We must each ask: What is the racial situation in my city, town or rural community? What elements of racial injustice exist? We must drive through communities of color and visually examine the condition of homes and the poverty. We must understand that the disrepair exists not because people don’t care about the upkeep of their homes or neighborhoods, but due to the fact that they are unable to afford upkeep. Every city in America is plagued by racist segregation caused by American apartheid policies designed to keep black and brown people in their place.
To combat racism there are several steps that need to be taken. First, believe people of color when they describe a living experience that is radically different than your own. In America, when people of color make claims of racial injustice, history informs us that there is skepticism and disbelief. The black community has complained consistently about police brutality and overpolicing in communities of color. Only the advent of accessible videography in the hands of everyday people that allowed the taping of police violence has the evidence convinced whites to the truth of past reporting.
We must dedicate ourselves to be agents of change. We must be willing to address and even confront racism wherever and however it manifests itself. It exists on personal, cultural, structural and institutional levels. As Christians, we believe that our faith changes minds and hearts on a very personal level. We must attempt to break down the institutional and structural barriers that prevent men and women from societal advance based on their racial background.
We must challenge businesses (Starbucks and grocery chains) to relocate into impoverished communities to bring jobs and resources to neighborhoods and residents. We must attend city council and school board meetings demanding equity in the application of governmental resources that should bring parity. Low-performing schools that can’t afford equipment or pay teachers adequate wages should not exist. We must hold banks accountable for redlining and ongoing refusal to make loans to businesses of color. If there is a black bank or Hispanic savings and loan in your community, invest your money there. Be willing to make sacrifices so that others might have a more meaningful life.
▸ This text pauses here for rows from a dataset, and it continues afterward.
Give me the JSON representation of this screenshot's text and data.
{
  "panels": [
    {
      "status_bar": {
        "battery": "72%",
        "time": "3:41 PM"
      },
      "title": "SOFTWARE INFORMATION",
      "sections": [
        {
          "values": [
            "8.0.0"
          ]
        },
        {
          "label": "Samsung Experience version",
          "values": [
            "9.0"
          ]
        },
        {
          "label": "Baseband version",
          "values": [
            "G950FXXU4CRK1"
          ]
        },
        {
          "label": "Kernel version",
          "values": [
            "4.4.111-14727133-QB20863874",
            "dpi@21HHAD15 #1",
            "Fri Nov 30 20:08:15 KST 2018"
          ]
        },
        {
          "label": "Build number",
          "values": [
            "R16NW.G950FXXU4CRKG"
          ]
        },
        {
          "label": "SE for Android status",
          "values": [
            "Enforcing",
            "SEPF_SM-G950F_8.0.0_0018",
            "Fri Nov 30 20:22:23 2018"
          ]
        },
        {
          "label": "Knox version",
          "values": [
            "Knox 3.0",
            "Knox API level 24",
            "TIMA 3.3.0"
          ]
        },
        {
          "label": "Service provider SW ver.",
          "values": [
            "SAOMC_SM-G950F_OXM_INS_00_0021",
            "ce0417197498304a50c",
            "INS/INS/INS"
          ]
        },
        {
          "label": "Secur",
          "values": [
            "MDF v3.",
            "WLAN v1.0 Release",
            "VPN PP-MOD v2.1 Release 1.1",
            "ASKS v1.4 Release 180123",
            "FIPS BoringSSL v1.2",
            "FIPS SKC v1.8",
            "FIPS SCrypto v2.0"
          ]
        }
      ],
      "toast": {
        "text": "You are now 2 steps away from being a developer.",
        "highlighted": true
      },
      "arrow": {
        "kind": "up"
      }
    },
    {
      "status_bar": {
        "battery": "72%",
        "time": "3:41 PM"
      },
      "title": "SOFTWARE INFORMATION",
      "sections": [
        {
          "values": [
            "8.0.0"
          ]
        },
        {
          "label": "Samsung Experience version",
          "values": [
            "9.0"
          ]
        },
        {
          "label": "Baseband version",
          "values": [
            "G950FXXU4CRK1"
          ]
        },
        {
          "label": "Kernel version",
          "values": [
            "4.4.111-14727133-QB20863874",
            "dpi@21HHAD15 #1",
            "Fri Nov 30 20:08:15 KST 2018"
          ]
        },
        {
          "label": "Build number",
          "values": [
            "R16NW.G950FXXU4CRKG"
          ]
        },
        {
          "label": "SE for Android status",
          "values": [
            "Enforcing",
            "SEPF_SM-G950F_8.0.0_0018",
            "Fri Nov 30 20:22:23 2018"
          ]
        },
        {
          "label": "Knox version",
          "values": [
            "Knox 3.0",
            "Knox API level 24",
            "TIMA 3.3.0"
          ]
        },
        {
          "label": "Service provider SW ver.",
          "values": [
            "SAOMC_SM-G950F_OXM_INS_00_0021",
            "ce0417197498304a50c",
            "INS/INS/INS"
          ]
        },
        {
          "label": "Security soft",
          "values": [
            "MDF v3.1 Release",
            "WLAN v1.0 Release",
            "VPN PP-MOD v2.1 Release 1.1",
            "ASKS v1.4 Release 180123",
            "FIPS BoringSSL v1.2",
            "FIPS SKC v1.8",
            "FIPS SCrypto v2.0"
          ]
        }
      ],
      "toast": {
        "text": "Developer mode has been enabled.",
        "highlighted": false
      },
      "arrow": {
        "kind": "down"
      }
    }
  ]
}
Remember the words written in chalk on a sidewalk in Minneapolis, “If you can’t breathe, neither can I!”
“For in the one Spirit we were all baptized into one body—Jews or Greeks, slaves or free—and we were all made to drink of one Spirit… God has so arranged the body, giving the greater honor to the inferior member, that there may be no dissension within the body, but the members may have the same care for one another. If one member suffers, all suffer together with it; if one member is honored, all rejoice together with it.” 1 Corinthians 12:13, 24-26
JIMMIE HAWKINS is the director of the PC(USA)’s Office of Public Witness in Washington, D.C. He is married to Sheinita Hampton Hawkins and they have two children: Kaela Renee and James Hampton.